Thanks, that helps, but I still do not see them in logs.
************************************* corrects myself
..... ok now it works, when i set log_min_duration_statement =0 to log
all statements.
test=# show log_min_duration_statement;
log_min_duration_statement
----------------------------
0
(1 row)
test=# explain (analyze,verbose) select * from t where id <
floor((random() * 100)::int);
QUERY PLAN
---------------------------------------------------------------------------------------------------------------------------
Append (cost=0.00..3.10 rows=3 width=4) (actual time=0.018..0.022
rows=3 loops=1)
-> Seq Scan on public.t0 t_1 (cost=0.00..1.03 rows=1 width=4)
(actual time=0.018..0.018 rows=1 loops=1)
Output: t_1.id
Filter: ((t_1.id)::double precision < floor((((random() *
'100'::double precision))::integer)::double precision))

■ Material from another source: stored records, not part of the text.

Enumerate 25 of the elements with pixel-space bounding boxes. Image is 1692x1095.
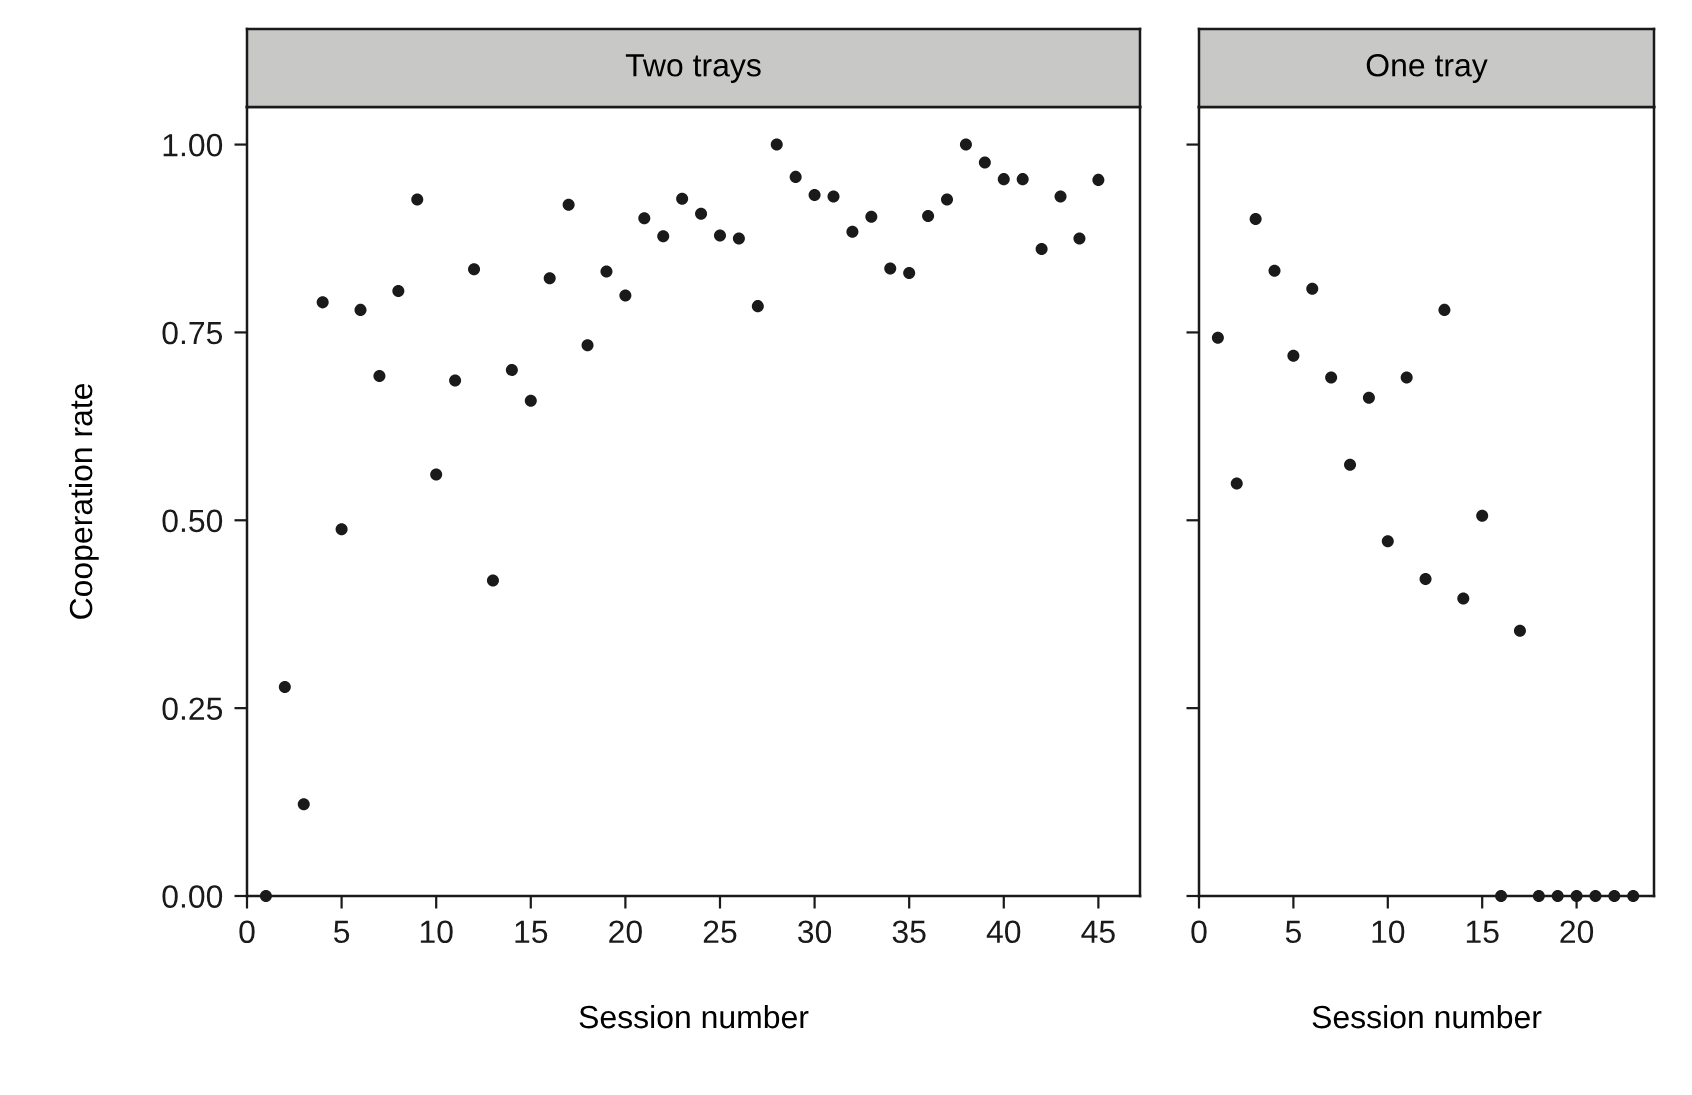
y-tick-label: 0.00: [162, 885, 223, 908]
y-tick-label: 0.75: [162, 321, 223, 345]
chart-title: Two trays: [625, 54, 761, 83]
x-tick-label: 40: [986, 920, 1021, 944]
x-tick-label: 15: [1466, 920, 1499, 944]
x-tick-label: 5: [1285, 920, 1301, 944]
y-tick-label: 0.50: [162, 509, 223, 533]
x-tick-label: 15: [515, 920, 548, 944]
x-tick-label: 0: [239, 920, 255, 944]
x-tick-label: 25: [703, 920, 737, 944]
chart-title: One tray: [1366, 53, 1488, 83]
x-tick-label: 5: [333, 920, 350, 944]
x-tick-label: 20: [609, 920, 642, 944]
y-axis-title: Cooperation rate: [68, 383, 99, 619]
x-axis-title: Session number: [579, 1004, 809, 1029]
x-axis-title: Session number: [1312, 1004, 1542, 1029]
x-tick-label: 20: [1560, 920, 1594, 944]
x-tick-label: 45: [1081, 920, 1115, 944]
y-tick-label: 1.00: [163, 133, 223, 157]
x-tick-label: 10: [1372, 920, 1405, 944]
y-tick-label: 0.25: [162, 697, 223, 721]
x-tick-label: 10: [420, 920, 453, 944]
x-tick-label: 35: [892, 920, 926, 944]
x-tick-label: 30: [798, 920, 832, 944]
x-tick-label: 0: [1191, 920, 1207, 944]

-> Seq Scan on public.t1 t_2 (cost=0.00..1.03 rows=1 width=4)
(actual time=0.001..0.002 rows=1 loops=1)
Output: t_2.id
Filter: ((t_2.id)::double precision < floor((((random() *
'100'::double precision))::integer)::double precision))
-> Seq Scan on public.t2 t_3 (cost=0.00..1.03 rows=1 width=4)

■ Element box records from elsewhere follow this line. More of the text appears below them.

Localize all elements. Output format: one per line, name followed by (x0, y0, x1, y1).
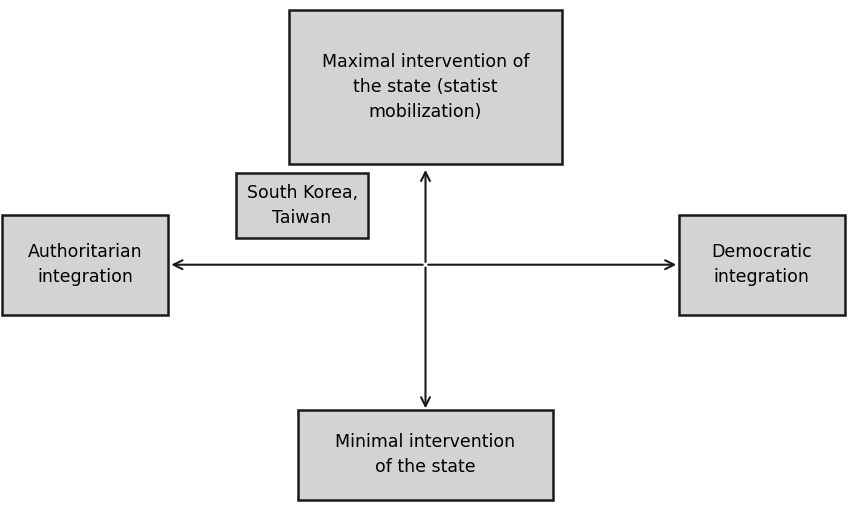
FancyBboxPatch shape (679, 215, 844, 315)
FancyBboxPatch shape (298, 410, 553, 500)
Text: Maximal intervention of
the state (statist
mobilization): Maximal intervention of the state (stati… (322, 53, 529, 121)
FancyBboxPatch shape (289, 10, 562, 164)
Text: Minimal intervention
of the state: Minimal intervention of the state (335, 433, 516, 476)
Text: Democratic
integration: Democratic integration (711, 243, 812, 286)
Text: Authoritarian
integration: Authoritarian integration (28, 243, 142, 286)
FancyBboxPatch shape (236, 174, 368, 237)
FancyBboxPatch shape (3, 215, 168, 315)
Text: South Korea,
Taiwan: South Korea, Taiwan (247, 184, 357, 227)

(actual time=0.001..0.001 rows=1 loops=1)
Output: t_3.id
Filter: ((t_3.id)::double precision < floor((((random() *
'100'::double precision))::integer)::double precision))
Query Identifier: 1051405225525186795
Planning Time: 0.353 ms
Execution Time: 0.034 ms
(13 rows)
test=# select query_id, query, pid from pg_stat_activity where pid =
pg_backend_pid();
query_id | query
| pid
----------------------+---------------------------------------------------------------------------------+------
-4293879703199833131 | select query_id, query, pid from
pg_stat_activity where pid = pg_backend_pid(); | 2777
(1 row)
[timestamp=2021-06-17 20:54:12 IST] [query_id=-1477439429101745134]

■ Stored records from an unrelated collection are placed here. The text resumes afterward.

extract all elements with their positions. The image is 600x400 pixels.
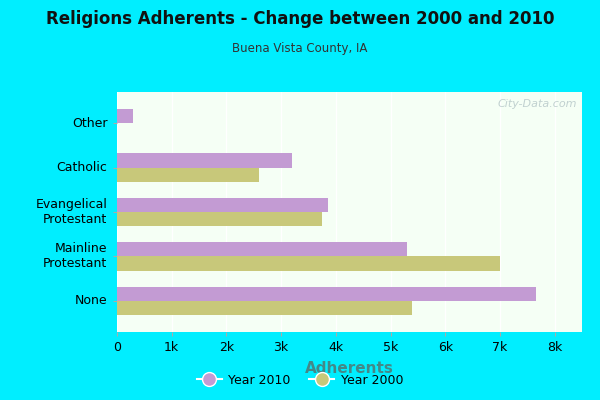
Bar xyxy=(117,168,259,182)
Bar xyxy=(117,212,322,226)
Text: Buena Vista County, IA: Buena Vista County, IA xyxy=(232,42,368,55)
Bar xyxy=(117,287,536,301)
Bar xyxy=(117,301,412,315)
Text: Religions Adherents - Change between 2000 and 2010: Religions Adherents - Change between 200… xyxy=(46,10,554,28)
Bar xyxy=(117,256,500,271)
X-axis label: Adherents: Adherents xyxy=(305,361,394,376)
Bar xyxy=(117,198,328,212)
Bar xyxy=(117,242,407,256)
Bar xyxy=(117,153,292,168)
Text: City-Data.com: City-Data.com xyxy=(498,99,577,109)
Bar xyxy=(117,109,133,123)
Legend: Year 2010, Year 2000: Year 2010, Year 2000 xyxy=(192,369,408,392)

:LOG: duration: 0.040 ms statement: show log_min_duration_statement;
[timestamp=2021-06-17 20:54:16 IST] [query_id=1308619569072270555]
:LOG: duration: 0.882 ms statement: explain (analyze,verbose) select
* from t where id < floor((random() * 100)::int);
[timestamp=2021-06-17 20:54:19 IST] [query_id=-4293879703199833131]
:LOG: duration: 1.201 ms statement: select query_id, query, pid from
pg_stat_activity where pid = pg_backend_pid();
all good, Julien.
--
Thanks,
Vijay
Mumbai, India
On Thu, Jun 17, 2021 at 08:57:02PM +0530, Vijaykumar Jain wrote: > > test=# show log_line_prefix; > log_line_prefix > -------------------------------- > [timestamp=%t] [query_id=%Q] : > (1 row) > > test=# show compute_query_id; > compute_query_id > ------------------ > on > (1 row) > > test=# show log_statement; > log_statement > --------------- > all > (1 row) > > ************************************* corrects myself > ..... ok now it works, when i set log_min_duration_statement =0 to log > all statements. > > test=# show log_min_duration_statement; > log_min_duration_statement > ---------------------------- > 0 > (1 row) Yes, unfortunately log_statements is not compatible with compute_query_id. This is documented at https://www.postgresql.org/docs/devel/runtime-config-logging.html#GUC-LOG-LINE-PREFIX: > The %Q escape always reports a zero identifier for lines output by > log_statement because log_statement generates output before an identifier can > be calculated, including invalid statements for which an identifier cannot be > calculated.